Sen. Ted Cruz (R-Texas) responded to President Barack Obama's latest call for action on gun control Thursday, launching criticism at the White House and promising to do everything in his power to stop the administration's push for stricter legislation.
"It is saddening to see the president today, once again, try to take advantage of this tragic murder to promote an agenda that will do nothing to stop violent crime, but will undermine the constitutional rights of all law-abiding Americans," Cruz said in a statement. "I am committed to working with Sens. Rand Paul, Mike Lee, Marco Rubio, and Jim Inhofe -- and I hope many other colleagues -- to use any procedural means necessary to protect those fundamental rights."
Cruz also blamed the Obama administration for contributing to the gun violence it is now attempting to address.

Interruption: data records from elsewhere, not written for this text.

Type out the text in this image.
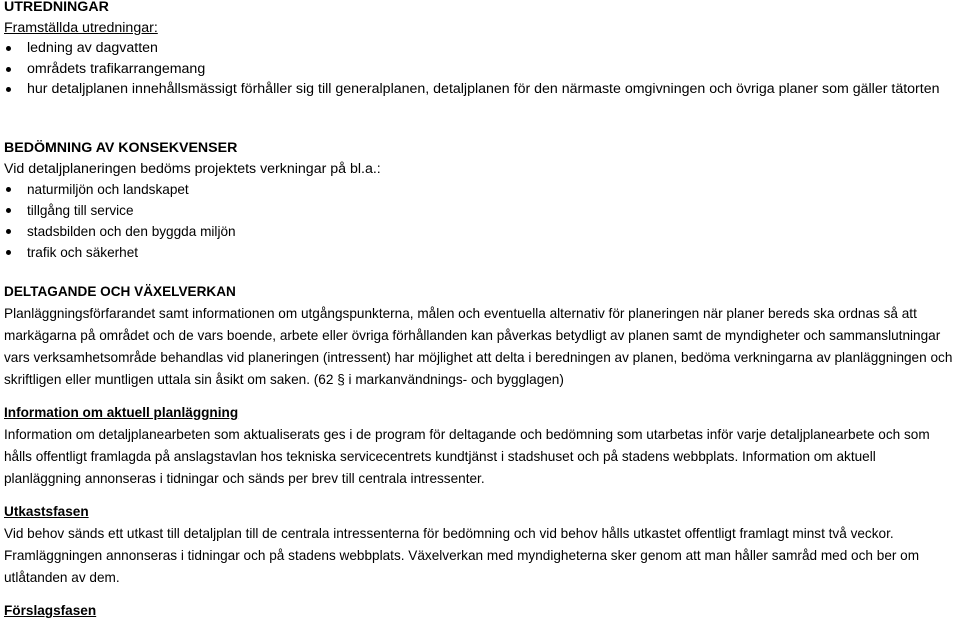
UTREDNINGAR
Framställda utredningar:
ledning av dagvatten
områdets trafikarrangemang
hur detaljplanen innehållsmässigt förhåller sig till generalplanen, detaljplanen för den närmaste omgivningen och övriga planer som gäller tätorten
BEDÖMNING AV KONSEKVENSER
Vid detaljplaneringen bedöms projektets verkningar på bl.a.:
naturmiljön och landskapet
tillgång till service
stadsbilden och den byggda miljön
trafik och säkerhet
DELTAGANDE OCH VÄXELVERKAN
Planläggningsförfarandet samt informationen om utgångspunkterna, målen och eventuella alternativ för planeringen när planer bereds ska ordnas så att markägarna på området och de vars boende, arbete eller övriga förhållanden kan påverkas betydligt av planen samt de myndigheter och sammanslutningar vars verksamhetsområde behandlas vid planeringen (intressent) har möjlighet att delta i beredningen av planen, bedöma verkningarna av planläggningen och skriftligen eller muntligen uttala sin åsikt om saken. (62 § i markanvändnings- och bygglagen)
Information om aktuell planläggning
Information om detaljplanearbeten som aktualiserats ges i de program för deltagande och bedömning som utarbetas inför varje detaljplanearbete och som hålls offentligt framlagda på anslagstavlan hos tekniska servicecentrets kundtjänst i stadshuset och på stadens webbplats. Information om aktuell planläggning annonseras i tidningar och sänds per brev till centrala intressenter.
Utkastsfasen
Vid behov sänds ett utkast till detaljplan till de centrala intressenterna för bedömning och vid behov hålls utkastet offentligt framlagt minst två veckor. Framläggningen annonseras i tidningar och på stadens webbplats. Växelverkan med myndigheterna sker genom att man håller samråd med och ber om utlåtanden av dem.
Förslagsfasen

"In any conversation about how to prevent future tragedies such as Sandy Hook, our focus should be on stopping criminals from obtaining guns," Cruz said. "Unfortunately, the Obama Administration has failed to make this a priority -- in 2010, out of more than 15,700 fugitives and felons who tried to illegally purchase a firearm, the Obama Justice Department prosecuted only 44. That is unacceptable."
Cruz has frequently criticized Obama's campaign against gun violence as disingenuous and ineffectual, suggesting that the president has "exploited" the December shooting in Newtown, Conn., in order to build support for proposals that Cruz claims will do nothing to stop gun deaths.
Instead, Cruz has joined with his Senate GOP colleagues in a pledge to filibuster the forthcoming legislation in hopes of preventing it from coming to the floor.
HuffPost's Sabrina Siddiqui reported on Thursday:
Gun control legislation is expected to face an uphill battle in Congress, where lawmakers on both sides of the aisle remain divided on the issue. Earlier this week, Paul and Cruz sent a letter to Senate Majority Leader Harry Reid (D-Nev.) stating their intention to filibuster the motion to proceed to debate on gun legislation.
But as Niels Lesniewski of Roll Call points out, under new Senate rules, Reid could use a procedural maneuver to force the bill to the floor.